Centenas de jovens estudantes reuniram-se em Nova Deli no sábado para o primeiro protesto de rua do satírico “Partido do Povo da Barata” sobre alegadas irregularidades em recentes exames importantes.

Transportando máscaras de papel para baratas e panfletos, os manifestantes pediram a demissão do Ministro da Educação, Dharmendra Pradhan, que tem enfrentado críticas sobre as irregularidades, incluindo fugas de questionários e falhas técnicas.

“Queremos a responsabilização do governo”, disse Utkarsh Raj, aspirante à faculdade de medicina, à AFP no local do protesto, que foi vigiado de perto por policiais com equipamento anti-motim.

“Como é que as provas dos exames vazaram neste país? Como isso é certo?” acrescentou Raj, 16.

Os manifestantes foram liderados por Abhijeet Dipke, um graduado da Universidade de Boston de 30 anos que chegou a Nova Delhi vindo dos Estados Unidos no sábado.

“A juventude do país não temerá mais ninguém, eles lutarão”, disse Dipke, ex-estrategista de comunicação política do partido de oposição Aam Aadmi, aos apoiadores no comício.

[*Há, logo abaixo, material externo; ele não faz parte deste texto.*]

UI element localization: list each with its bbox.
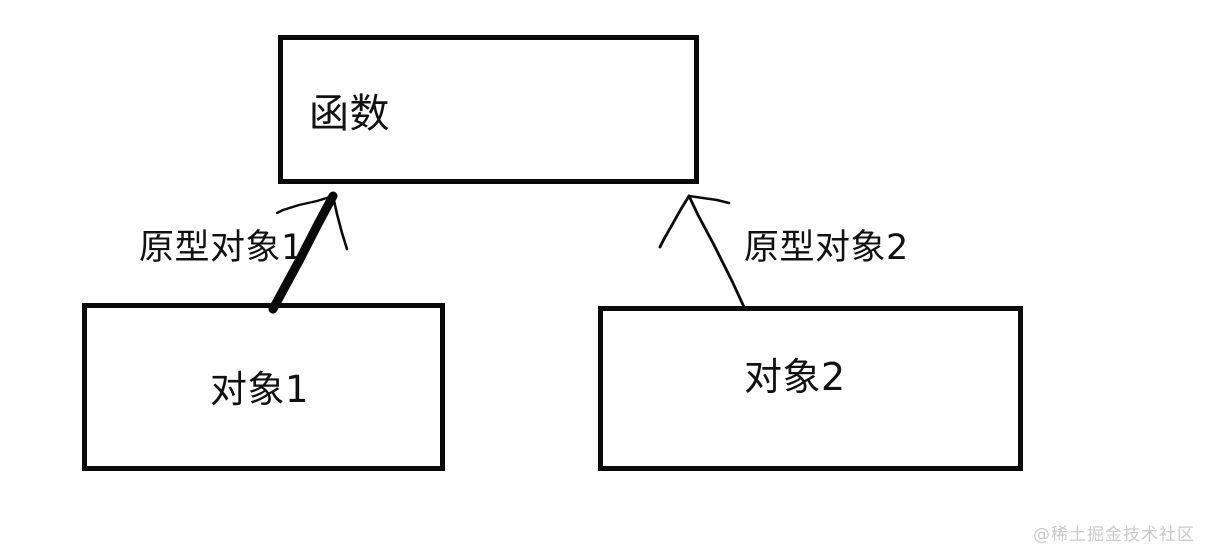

“As baratas nunca têm medo, elas também nunca morrem”, disse Dipke, enquanto outros gritavam em uníssono.

Os manifestantes disseram que os jovens estavam justificadamente irritados.

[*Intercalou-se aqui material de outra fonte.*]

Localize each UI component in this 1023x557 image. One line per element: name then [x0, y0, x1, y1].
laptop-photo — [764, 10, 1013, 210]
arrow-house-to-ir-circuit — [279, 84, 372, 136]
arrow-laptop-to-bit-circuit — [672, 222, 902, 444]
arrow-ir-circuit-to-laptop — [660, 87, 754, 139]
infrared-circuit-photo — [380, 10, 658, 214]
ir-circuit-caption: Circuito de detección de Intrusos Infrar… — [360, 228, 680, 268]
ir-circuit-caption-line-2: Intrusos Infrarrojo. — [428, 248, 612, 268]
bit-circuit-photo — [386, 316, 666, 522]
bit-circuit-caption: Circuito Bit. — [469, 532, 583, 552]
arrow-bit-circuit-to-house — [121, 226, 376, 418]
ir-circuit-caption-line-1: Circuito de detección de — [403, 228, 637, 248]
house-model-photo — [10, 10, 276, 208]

“A Índia merece uma melhor administração desses exames cruciais por parte do governo”, disse Sarthak, de 20 anos, que forneceu apenas um nome.

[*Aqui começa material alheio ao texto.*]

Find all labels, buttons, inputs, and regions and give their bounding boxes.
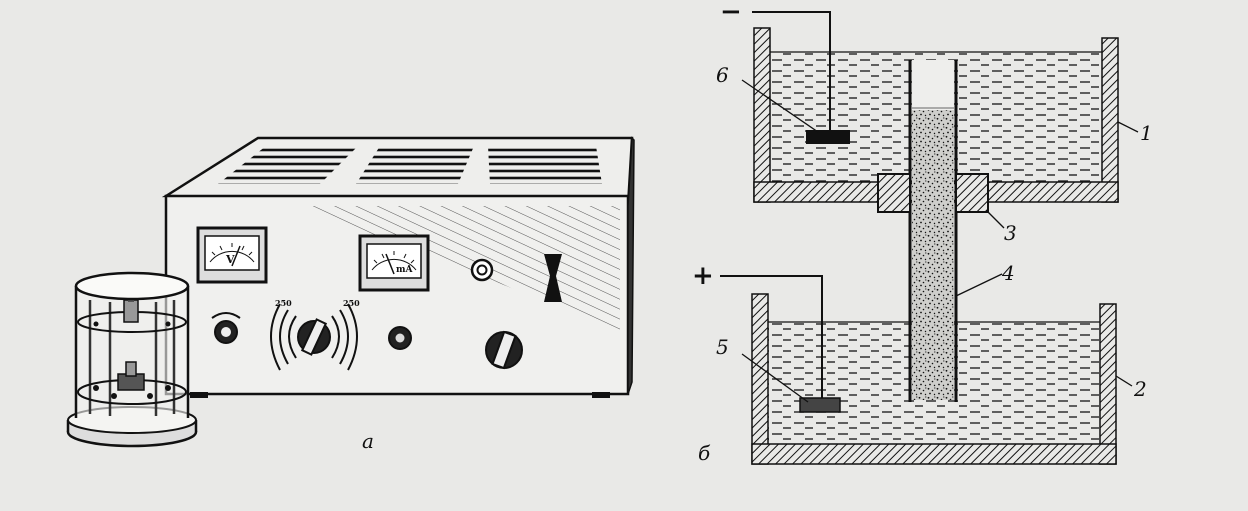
voltmeter-needle [231, 245, 241, 267]
anode: + [692, 261, 841, 413]
cabinet-foot [592, 392, 610, 398]
callout-1: 1 [1140, 121, 1153, 145]
panel-b-label: б [698, 441, 711, 465]
voltmeter-symbol: V [225, 253, 235, 266]
callout-4: 4 [1001, 261, 1015, 285]
cathode-plate [806, 130, 850, 144]
gel-column [908, 60, 958, 402]
dial-scale-right: 250 [343, 298, 360, 308]
minus-sign: − [720, 0, 742, 27]
vent-grille [218, 146, 602, 184]
callout-5: 5 [716, 335, 729, 359]
callout-2: 2 [1133, 377, 1147, 401]
small-knob [388, 326, 412, 350]
voltage-dial: 250 250 [270, 298, 360, 371]
chamber-rim [74, 271, 190, 301]
callout-6: 6 [716, 63, 729, 87]
milliammeter-needle [385, 253, 395, 275]
indicator-lamp [470, 258, 494, 282]
cathode: − [720, 0, 850, 144]
gasket [877, 173, 989, 213]
power-switch-knob [211, 312, 241, 344]
cabinet-foot [190, 392, 208, 398]
panel-a: V mA [66, 136, 635, 453]
panel-a-label: а [362, 429, 374, 453]
milliammeter: mA [358, 234, 430, 292]
cabinet-side [627, 136, 635, 395]
right-knob [485, 330, 523, 370]
anode-plate [799, 397, 841, 413]
voltmeter: V [196, 226, 268, 284]
callout-3: 3 [1004, 221, 1017, 245]
fuse-holder [544, 254, 562, 302]
panel-b: − + 1 2 3 4 5 6 б [692, 0, 1153, 465]
leader-lines [741, 79, 1139, 403]
plus-sign: + [692, 261, 714, 291]
milliammeter-symbol: mA [396, 265, 414, 275]
dial-scale-left: 250 [275, 298, 292, 308]
electrophoresis-chamber [66, 271, 198, 448]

No mês passado, as autoridades cancelaram o exame nacional de admissão à faculdade de medicina depois que os investigadores descobriram um vazamento de questionários.

A mídia indiana noticiou suicídios de adolescentes após o fiasco no Teste Nacional de Admissão de Elegibilidade (NEET), um dos exames mais competitivos do país.

Isto veio juntar-se a outro escândalo relacionado com o sistema de classificação online em testes realizados por quase dois milhões de estudantes do ensino secundário.

“Os jovens têm de fazer estes exames e não podem ter uma situação em que estes sistemas de exames não tenham mais credibilidade”, disse Sapan Gyan, 52 anos, que acompanhou os seus filhos ao protesto.

O governo de Modi bloqueou a conta X do movimento no país, uma medida que o Partido Cockroach Janta contestou num tribunal de Deli.

O ministro sênior Kiren Rijiju acusou o grupo de buscar seguidores do Paquistão e da “gangue anti-Índia”.

O grupo, que acumulou cerca de 22 milhões de seguidores no Instagram desde o seu lançamento em meados de maio, é a maior expressão online de dissidência contra o governo de 12 anos do nacionalista hindu Modi, alimentado pelo desemprego juvenil persistentemente elevado e pelas fugas recorrentes de provas que ameaçam inviabilizar as carreiras de milhões de estudantes.

Analistas políticos dizem que a popularidade do grupo começou a prejudicar a imagem de Modi, apesar das recentes vitórias do seu partido em eleições estaduais importantes, mesmo quando cresce a frustração mais ampla com o aumento dos preços dos combustíveis e a escassez de gás provocada pela guerra no Médio Oriente.

A Índia tem quase 400 milhões de pessoas com idades compreendidas entre os 15 e os 29 anos, e a criação de empregos não agrícolas para essas pessoas continua a ser um dos seus maiores desafios, apesar do rápido crescimento.

A taxa de desemprego dos jovens urbanos era de quase 14% em Abril. Muitos jovens instruídos também estão presos a empregos mal remunerados ou inseguros que não correspondem às suas competências, dizem os economistas.